Regulator can discipline member who quit: court

A former investment dealer who quit the profession before facing disciplinary proceedings plans to take his battle over a self-regulatory organization’s right to punish former members to the Supreme Court of Canada.Robert Brush, lawyer for former Investment Dealers Association of Canada member Stephen Taub, says his client will seek leave to appeal the Ontario Court of Appeal’s recent decision in the case.

The appeal court ruled the IDA has jurisdiction to pursue disciplinary proceedings against previously approved members who no longer work in the industry.

Brush, of Crawley Meredith Brush LLP, declined to comment further on the case.
The appeal court recently overturned the Divisional Court’s 2008 majority ruling, which found the Securities Act would need to be unduly “stretched” to permit the IDA to discipline Taub.

The Court of Appeal, in reasons prepared by Justice Kathryn Feldman in Taub v. Investment Dealers Association of Canada, said that view “does not withstand scrutiny.”

Hugh Corbett, director of litigation for the Mutual Fund Dealers Association of Canada, an intervener in the case in support of the IDA and Ontario Securities Commission, says the decision allows the mutual fund organization to continue to move disciplinary cases along.

Like the IDA, which became part of the new Investment Industry Regulatory Organization of Canada in 2008, the Mutual Fund Dealers Association also is a self-regulatory organization recognized under the Securities Act.

“It’s very often the case that in situations involving the most serious forms of misconduct by approved persons, that they either resign themselves as soon as it’s apparent that they’re about to be found out. Or else as soon as there’s the first inklings of misconduct coming to light, the member terminates the approved person,” says Corbett.

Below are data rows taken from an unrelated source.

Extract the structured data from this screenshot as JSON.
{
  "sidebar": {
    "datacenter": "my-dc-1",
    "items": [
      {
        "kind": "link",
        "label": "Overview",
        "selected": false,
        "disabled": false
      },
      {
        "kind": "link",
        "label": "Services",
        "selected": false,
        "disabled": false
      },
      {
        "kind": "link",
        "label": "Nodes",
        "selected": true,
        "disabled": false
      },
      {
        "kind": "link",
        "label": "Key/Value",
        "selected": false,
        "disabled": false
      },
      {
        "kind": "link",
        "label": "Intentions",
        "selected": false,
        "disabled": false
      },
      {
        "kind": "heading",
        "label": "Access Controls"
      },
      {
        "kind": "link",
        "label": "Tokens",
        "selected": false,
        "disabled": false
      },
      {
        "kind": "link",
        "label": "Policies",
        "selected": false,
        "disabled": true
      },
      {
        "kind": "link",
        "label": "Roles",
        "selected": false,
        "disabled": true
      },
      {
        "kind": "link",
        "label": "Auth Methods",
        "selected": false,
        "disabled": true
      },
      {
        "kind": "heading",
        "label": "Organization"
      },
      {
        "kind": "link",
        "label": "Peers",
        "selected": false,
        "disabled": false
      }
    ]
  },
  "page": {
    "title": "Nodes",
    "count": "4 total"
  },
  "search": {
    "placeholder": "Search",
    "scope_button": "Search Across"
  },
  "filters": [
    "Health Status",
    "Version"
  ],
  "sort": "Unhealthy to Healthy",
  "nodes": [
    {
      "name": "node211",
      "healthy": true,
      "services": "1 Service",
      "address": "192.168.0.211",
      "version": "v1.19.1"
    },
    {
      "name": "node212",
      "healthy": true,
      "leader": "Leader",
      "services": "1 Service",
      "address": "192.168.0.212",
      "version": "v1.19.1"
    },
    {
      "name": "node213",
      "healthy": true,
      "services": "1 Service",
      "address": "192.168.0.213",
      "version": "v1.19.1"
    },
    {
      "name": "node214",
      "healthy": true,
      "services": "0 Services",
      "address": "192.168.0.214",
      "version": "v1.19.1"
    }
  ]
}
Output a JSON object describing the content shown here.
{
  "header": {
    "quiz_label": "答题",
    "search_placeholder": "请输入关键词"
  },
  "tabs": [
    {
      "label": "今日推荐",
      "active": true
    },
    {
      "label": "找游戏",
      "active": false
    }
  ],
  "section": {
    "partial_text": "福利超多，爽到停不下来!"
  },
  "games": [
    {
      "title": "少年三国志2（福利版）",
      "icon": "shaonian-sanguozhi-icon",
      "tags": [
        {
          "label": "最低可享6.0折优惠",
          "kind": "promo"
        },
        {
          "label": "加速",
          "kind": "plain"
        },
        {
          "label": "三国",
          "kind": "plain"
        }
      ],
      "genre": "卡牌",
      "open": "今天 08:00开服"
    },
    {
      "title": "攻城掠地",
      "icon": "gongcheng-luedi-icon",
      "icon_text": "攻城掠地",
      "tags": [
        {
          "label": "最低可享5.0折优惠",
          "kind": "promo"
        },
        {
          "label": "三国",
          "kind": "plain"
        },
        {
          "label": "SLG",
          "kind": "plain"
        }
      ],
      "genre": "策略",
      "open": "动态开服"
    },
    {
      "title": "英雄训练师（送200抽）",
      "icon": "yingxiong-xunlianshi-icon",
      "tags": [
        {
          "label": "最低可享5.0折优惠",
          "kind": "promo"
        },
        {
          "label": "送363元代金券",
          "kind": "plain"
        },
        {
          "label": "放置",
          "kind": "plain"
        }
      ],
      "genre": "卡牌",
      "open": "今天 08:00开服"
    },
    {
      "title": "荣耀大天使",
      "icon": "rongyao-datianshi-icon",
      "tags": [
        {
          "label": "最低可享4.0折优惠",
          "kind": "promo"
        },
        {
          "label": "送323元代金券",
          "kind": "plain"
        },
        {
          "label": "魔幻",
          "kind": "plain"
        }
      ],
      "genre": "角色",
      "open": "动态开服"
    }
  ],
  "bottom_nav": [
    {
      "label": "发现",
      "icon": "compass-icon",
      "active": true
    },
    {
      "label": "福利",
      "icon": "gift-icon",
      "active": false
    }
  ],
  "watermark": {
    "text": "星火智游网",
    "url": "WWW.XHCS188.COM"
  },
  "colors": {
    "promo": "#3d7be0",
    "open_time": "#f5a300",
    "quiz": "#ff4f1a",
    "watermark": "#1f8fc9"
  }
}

“The decision of the lower court, which the implication was the MFDA would not have jurisdiction over former approved persons, would have meant that we were prevented form taking disciplinary proceedings involving the worst instances of misconduct.”

Jeff Kehoe, director of enforcement at IIROC, says Taub is crucial for all self-regulators.
“It’s part of an effective deterrence message that a registrant simply can’t walk away from alleged misconduct by resigning or being terminated,” he says. “A component of effective enforcement is the ability to discipline or to prosecute individuals once they have left the industry.”

Taub was a registered representative of the Investment Dealers Association of Canada from June 1988 until September 2004, when he resigned from the IDA and the brokerage firm where he had worked. In October 2005, the IDA began disciplinary hearings against him involving four counts of conduct unbecoming.

The association alleged that Taub “facilitated ‘trading activity that appeared to be or was consistent with market manipulation or deception’ and circumvented rules of the IDA and the U.S. Securities and Exchange Commission by ‘opening accounts and accepting orders from clients outside his jurisdiction of registration,’” according to the Court of Appeal decision.

Taub also faced allegations of having “improperly disclosed and used confidential client information and to have misled his member firm regarding involvement in accounts of certain individuals,” the court said.

But Taub sought a finding from the discipline tribunal that the association could not punish him because his status as a registered representative expired before the proceeding began. This, noted the Court of Appeal, despite having agreed upon registering with the IDA to be bound by its various policies - including being subject to its jurisdiction for five years after membership ends.

The hearing panel denied Taub’s order, a decision upheld on appeal to the Ontario Securities Commission.
Last year, the majority of a Divisional Court panel overturned that ruling. Justices Helen Pierce and Charles Hackland said Ontario lacks a “clear statutory provision that permits self-regulated organizations to discipline former members.”

Specifically, the judges said s. 21.1(3) of the Securities Act “cannot be stretched to include the discipline of former members without doing violence to the meaning of the statute.”
Justice James Carnwath dissented.

“The issue is whether the bylaw extending Mr. Taub’s capacity to be sanctioned following resignation carries out the purpose of the legislation, i.e., to protect investors from improper practices and to foster confidence in capital markets,” he said.

The Court of Appeal agreed with Carnwath, deciding that the OSC’s ruling on the matter was “reasonable and should be upheld.”

The court noted: “If the IDA is able to impose the same significant fines when disciplining former members as it can when disciplining members, and if those fines are legally collectable, then expulsion or removal of a person from membership in [a self-regulated organization] would not be the ultimate or necessarily the only significant disciplinary penalty that could be imposed on former members.”

It added, “This would make discipline proceedings against a former member as effective and relevant as proceedings against a current member. . . .”
The Court of Appeal also asserted that the OSC’s decision should be considered “precedential.”

“Although the court reviews the decision on the reasonableness standard, the OSC has determined as a matter of law the correct interpretation of a provision of its home statute,” said the ruling.
The OSC declined an interview request on the decision, but issued a statement.

“We’re extremely pleased with the decision,” said communications and public affairs director Wendy Dey. “We are reviewing the decision in detail before commenting further.”

Taub is the third case this year in which IIROC’s jurisdiction over former members has been upheld. Similar cases were addressed in Quebec and British Columbia.